The discussion of limsup and liminf of nets can be found here and here.

Answer 1

(a) $\implies$ (b). Fix $\varepsilon>0$. There is $d_1 \in D$ such that $x_d \in V$ for all $d \ge d_1$. There is $d_2 \in D$ such that $f(x_d) < \alpha + \varepsilon$ for all $d \ge d_2$. There is $d_3 \in D$ such that $d_3 \ge d_1$ and $d_3 \ge d_2$. Hence $x_{d_3} \in V$ and $f(x_{d_3})< \alpha + \varepsilon$. So $$ f(x) \le \sup _{V \in \mathcal N (x)} \alpha + \varepsilon = \alpha + \varepsilon. $$ This inequality holds for any $\varepsilon >0$, so $f(x) \le \alpha$.

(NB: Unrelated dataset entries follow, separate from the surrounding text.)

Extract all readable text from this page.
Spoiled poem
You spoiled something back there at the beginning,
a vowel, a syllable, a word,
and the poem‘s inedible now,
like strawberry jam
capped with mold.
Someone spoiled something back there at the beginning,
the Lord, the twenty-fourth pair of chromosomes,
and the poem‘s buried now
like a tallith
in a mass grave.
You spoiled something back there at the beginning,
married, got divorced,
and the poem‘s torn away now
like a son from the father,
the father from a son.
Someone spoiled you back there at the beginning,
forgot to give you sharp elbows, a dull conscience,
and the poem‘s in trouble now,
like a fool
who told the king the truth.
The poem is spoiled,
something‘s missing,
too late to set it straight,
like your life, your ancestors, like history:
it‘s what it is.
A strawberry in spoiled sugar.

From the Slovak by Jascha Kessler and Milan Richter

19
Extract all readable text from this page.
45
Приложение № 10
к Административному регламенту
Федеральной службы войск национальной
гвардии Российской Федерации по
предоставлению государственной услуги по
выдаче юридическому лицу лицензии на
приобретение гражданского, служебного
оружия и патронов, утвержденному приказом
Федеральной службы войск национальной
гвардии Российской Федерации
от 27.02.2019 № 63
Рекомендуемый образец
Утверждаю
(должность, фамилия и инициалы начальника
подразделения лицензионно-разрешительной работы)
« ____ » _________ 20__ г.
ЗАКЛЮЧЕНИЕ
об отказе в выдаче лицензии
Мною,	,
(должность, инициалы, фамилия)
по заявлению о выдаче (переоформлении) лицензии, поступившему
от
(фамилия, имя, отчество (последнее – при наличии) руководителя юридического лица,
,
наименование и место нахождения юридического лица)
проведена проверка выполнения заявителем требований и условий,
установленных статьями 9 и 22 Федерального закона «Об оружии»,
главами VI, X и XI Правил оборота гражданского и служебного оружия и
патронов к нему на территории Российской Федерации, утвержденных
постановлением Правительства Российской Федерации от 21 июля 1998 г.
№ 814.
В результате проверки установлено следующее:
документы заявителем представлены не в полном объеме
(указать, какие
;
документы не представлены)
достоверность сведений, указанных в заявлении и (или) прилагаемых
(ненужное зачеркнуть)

(b) $\implies$ (a). Let $\varepsilon > 0$ and $$ \alpha :=\sup _{V \in \mathcal N (x)} \inf _{y \in V \setminus \{x\}} f(y). $$

WLOG, we assume $\alpha < +\infty$. By AC, for each $V \in \mathcal N(x)$, we pick $x_V \in V\setminus \{x\}$ such that $$ \inf _{y \in V \setminus \{x\}} f(y) \le y_V:= f(x_V) < \varepsilon + \inf _{y \in V \setminus \{x\}} f(y). $$

Clearly, $x_V \to x$. Fix $V_0 \in \mathcal N(x)$. Then $y_{V_0} - \varepsilon \le y_V \le \varepsilon + \alpha$ for all $V \ge V_0$. Because the interval $[y_{V_0} - \varepsilon, \varepsilon + \alpha]$ is compact, there is a subnet $(y_{\varphi(d)})_{d\in D}$ and $\beta \in [y_{V_0} - \varepsilon, \varepsilon + \alpha]$ such that $y_{\varphi(d)} \to \beta$. On the other hand, $x_{\varphi(d)} \to x$. It follows that $f(x) \le \beta \le \varepsilon + \alpha$. Because this inequality holds for every $\varepsilon>0$, we get $f(x) \le \alpha$. This completes the proof.